The recent BSP (Bangko Sentral ng Pilipinas) statement on the Philippine banking system’s 2020 lending operations has provided fresh support for the belief that the primary responsibility for reviving an economy from a severe slowdown lies with fiscal policy, not monetary policy.
In this country’s economic policy, BSP makes monetary policy – essentially the DOF (Department of Finance) makes fiscal policy, which essentially involves the management of the government’s finances.
The current pandemic plunged the Philippine economy into a deep downturn last year, its worst since 1983. The GDP (Gross Domestic Product) contracted in every one of 2020’s quarters, with the second quarter GDP contracting by a horrendous 16.5 percent. The contraction for the entire year was 9.5 percent.

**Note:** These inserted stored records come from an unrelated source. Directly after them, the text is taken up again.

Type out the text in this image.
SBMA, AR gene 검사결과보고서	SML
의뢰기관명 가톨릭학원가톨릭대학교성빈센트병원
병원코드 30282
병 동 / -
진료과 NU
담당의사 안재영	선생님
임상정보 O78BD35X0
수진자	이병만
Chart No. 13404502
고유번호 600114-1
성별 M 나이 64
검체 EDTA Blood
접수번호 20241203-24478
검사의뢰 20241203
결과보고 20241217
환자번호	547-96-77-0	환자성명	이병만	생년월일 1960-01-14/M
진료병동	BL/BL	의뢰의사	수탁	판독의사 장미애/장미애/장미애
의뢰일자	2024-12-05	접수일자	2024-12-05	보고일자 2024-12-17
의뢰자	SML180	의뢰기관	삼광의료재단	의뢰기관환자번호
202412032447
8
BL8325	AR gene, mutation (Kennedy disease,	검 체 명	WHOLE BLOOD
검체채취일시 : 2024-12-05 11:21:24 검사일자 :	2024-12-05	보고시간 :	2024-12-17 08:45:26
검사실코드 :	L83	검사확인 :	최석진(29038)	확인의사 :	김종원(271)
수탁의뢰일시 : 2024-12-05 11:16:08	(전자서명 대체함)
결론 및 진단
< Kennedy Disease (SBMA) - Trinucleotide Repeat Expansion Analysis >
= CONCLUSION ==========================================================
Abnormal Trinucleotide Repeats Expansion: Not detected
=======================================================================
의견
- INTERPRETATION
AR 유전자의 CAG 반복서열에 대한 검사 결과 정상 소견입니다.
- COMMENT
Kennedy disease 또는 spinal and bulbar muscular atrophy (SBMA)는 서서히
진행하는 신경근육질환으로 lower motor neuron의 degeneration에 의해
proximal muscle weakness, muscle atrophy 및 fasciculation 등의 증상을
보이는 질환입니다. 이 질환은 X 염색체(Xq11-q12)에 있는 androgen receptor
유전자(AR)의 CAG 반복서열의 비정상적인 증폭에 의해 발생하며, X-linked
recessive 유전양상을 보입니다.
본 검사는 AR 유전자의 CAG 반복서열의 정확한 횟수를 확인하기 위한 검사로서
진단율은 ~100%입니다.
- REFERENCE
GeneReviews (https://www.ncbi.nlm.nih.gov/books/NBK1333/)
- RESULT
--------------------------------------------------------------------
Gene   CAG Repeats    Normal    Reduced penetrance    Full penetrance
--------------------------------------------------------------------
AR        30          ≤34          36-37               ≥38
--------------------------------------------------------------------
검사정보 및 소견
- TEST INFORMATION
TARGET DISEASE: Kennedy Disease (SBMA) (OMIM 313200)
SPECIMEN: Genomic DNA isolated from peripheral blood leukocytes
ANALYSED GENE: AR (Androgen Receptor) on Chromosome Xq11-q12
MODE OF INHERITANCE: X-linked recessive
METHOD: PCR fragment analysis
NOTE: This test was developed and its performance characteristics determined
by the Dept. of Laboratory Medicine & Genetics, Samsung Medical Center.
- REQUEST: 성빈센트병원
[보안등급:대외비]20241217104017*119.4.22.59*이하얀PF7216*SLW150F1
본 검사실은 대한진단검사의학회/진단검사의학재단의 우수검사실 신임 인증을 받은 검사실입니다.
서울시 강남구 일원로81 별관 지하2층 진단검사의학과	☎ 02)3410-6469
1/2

The ECQ (Enhanced Community Quarantine) that was put in place by the government on March 15, 2020 lost no time taking its toll on the Philippine economy. As consumption of goods and services shrank because of the stay-at-home rule, tens of thousands of businesses – mostly medium, small and micro enterprises (MSME) – closed shop, throwing millions of Filipinos out of work and causing the swelling of the ranks of the impoverished.
At the height of the crisis, DSWD (Department of Social Welfare and Development) placed at 18 million the number of Filipinos who badly needed financial assistance.
The governor of the BSP was quick to declare that the nation’s monetary authority would deploy all its policy tools at its disposal to ensure that the economy had all the liquidity that was needed to sustain the businesses that were continuing to operate and to prevent further closures.
The Monetary Board then proceeded to measures designed to increase the availability and reduce the cost of credit.
Unfortunately, BSP’s credit-loosening stance appears to have been largely unsuccessful.
“Overall, lending remained tepid as (universal and commercial) banks continued to be risk-averse amid the ongoing pandemic,” BSP said in its recent statement. The banks’ lending apparently slowed continuously for eight months last year and, for the first time since September 2006, declined in December.
“(Consumer loans) to residents grew at a slower rate in December… due to the slowdown in credit card loans, motor vehicle loans and salary-based consumption loans,” the statement went on to say, consumption accounts for approximately two-thirds of GDP.
In 2020, the first year of the pandemic, the central bank maintained a highly accommodative stance and brought its policy rates to their lowest levels since the Great Recession of 2008.
It placed so much additional money in circulation that interest rates declined to recession-combatting levels. Yet, the banking system’s total outstanding loans steadily decreased and eventually contracted.
The reasons? A slowdown in consumer borrowing and risk-averseness on the part of the banks, according to BSP.
There is an old saying that you can take a horse to water but you may not be able to make it drink. The impact of monetary policy is akin to that.
Monetary policymakers may make it possible for bankers to make low-interest loans to borrowers but (1) the bankers may be unwilling to lend and (2) credit-needy people may be unwilling to borrow. How can there be demand growth sufficient for an economic revival when the majority of the citizenry is jobless and/or unwilling to borrow from banks?
The economy cannot depend on monetary policy to provide the demand surge that it needs for quick recovery. What can the economy depend on to do that? Fiscal policy, which has the capability to put funds quickly and direct in people’s hands.
Primary responsibility for bringing about the Philippine economy’s exit from the current recession lies with fiscal policy, not monetary policy. Thus fiscal policy has not been deployed with sufficient strength. A third Bayanihan Act is urgently needed.